# Both my male bettas keep spitting out their food



## Princebetta (Feb 28, 2011)

They keeps spitting out their food, then gets it in their mouth again, then does the same thing. They eventually eat it. Should I not worry about it? Should I try bloodworms?

BTW i feed em 2 pellets, once a day,


----------



## turtle10 (Dec 30, 2010)

They may not like the food or it may be to big. Also make sure the first two ingredients in the food are seafood based.


----------



## Pekemom (Jan 27, 2011)

Try the micro pellets. I had the same problem with Brooke - her mouth was just too small for the regular size pellets. Also, try to vary the food - flake or brine shrimp...tempt them!!
http://www.petsmart.com/product/index.jsp?productId=2754919


----------



## drkeni9ma (Jan 24, 2011)

Same here, my betta's don't eat pellets/spit them.. what I do is I left them for a day and do not feed them totally.. after the next day I put pellets and they eat it.. but now I feed them blood worms.. sometimes they don't sometimes they eat it..


----------



## turtle10 (Dec 30, 2010)

Just bloodworms is not a balanced diet.


----------



## drkeni9ma (Jan 24, 2011)

Yes feeding bloodworm only is not recommended.. try different live or frozen food.. mine is on blood worms and pellets..


----------



## turtle10 (Dec 30, 2010)

Also freeze dried bloodworms are a treat and should only be fed 1-2 times a week.


----------



## Princebetta (Feb 28, 2011)

Ok so are there 2 different types of blood worms?


----------



## turtle10 (Dec 30, 2010)

No only one kind, but they come prepared differently.

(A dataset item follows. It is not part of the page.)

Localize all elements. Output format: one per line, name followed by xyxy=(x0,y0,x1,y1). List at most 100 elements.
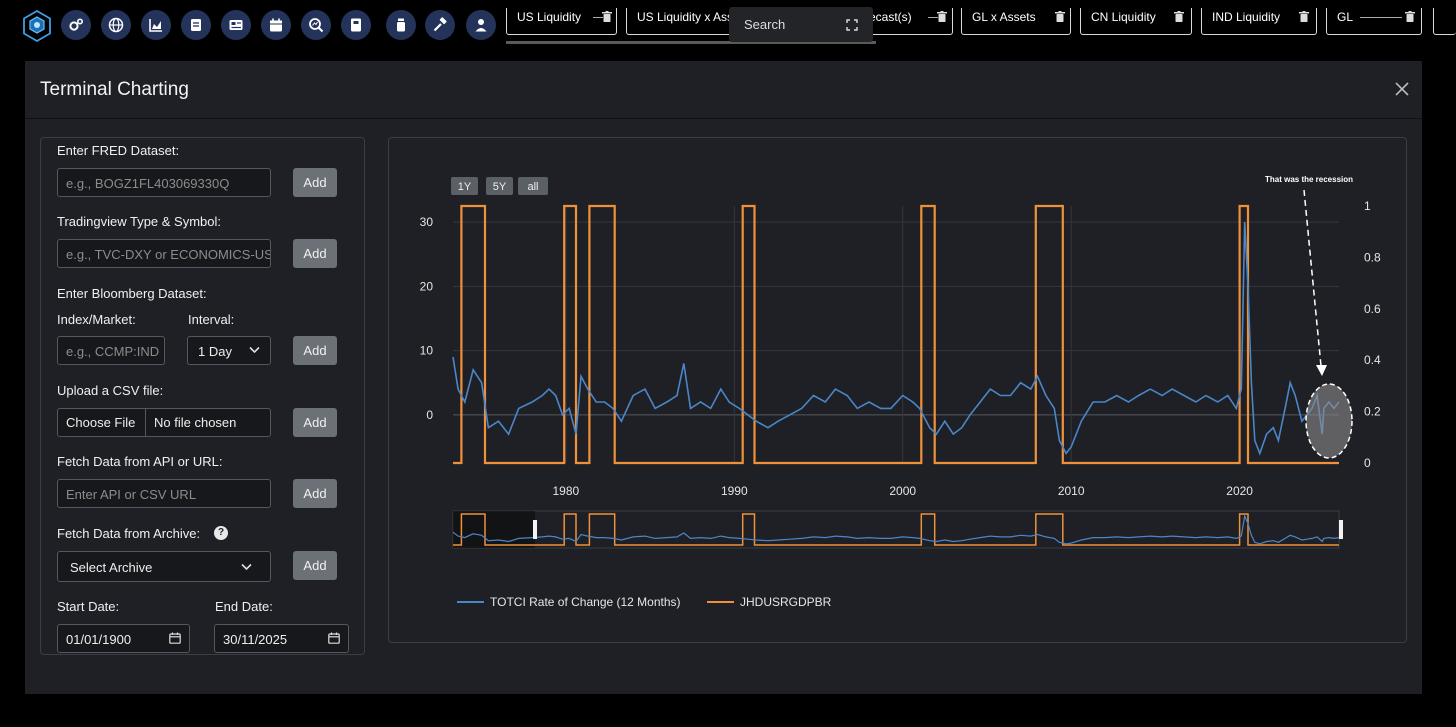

You can have live, frozen, or freeze dried bloodworms.

Make sure the first two ingredients in the pellets are seafood based and that the pellets are small enough to swallow.


----------



## Princebetta (Feb 28, 2011)

turtle10 said:


> No only one kind, but they come prepared differently. You can have live, frozen, or freeze dried bloodworms.
> 
> Make sure the first two ingredients in the pellets are seafood based and that the pellets are small enough to swallow.


Are frozen and live blood worms considered a treat also?


----------



## turtle10 (Dec 30, 2010)

I think yes for frozen, not too sure about live.


----------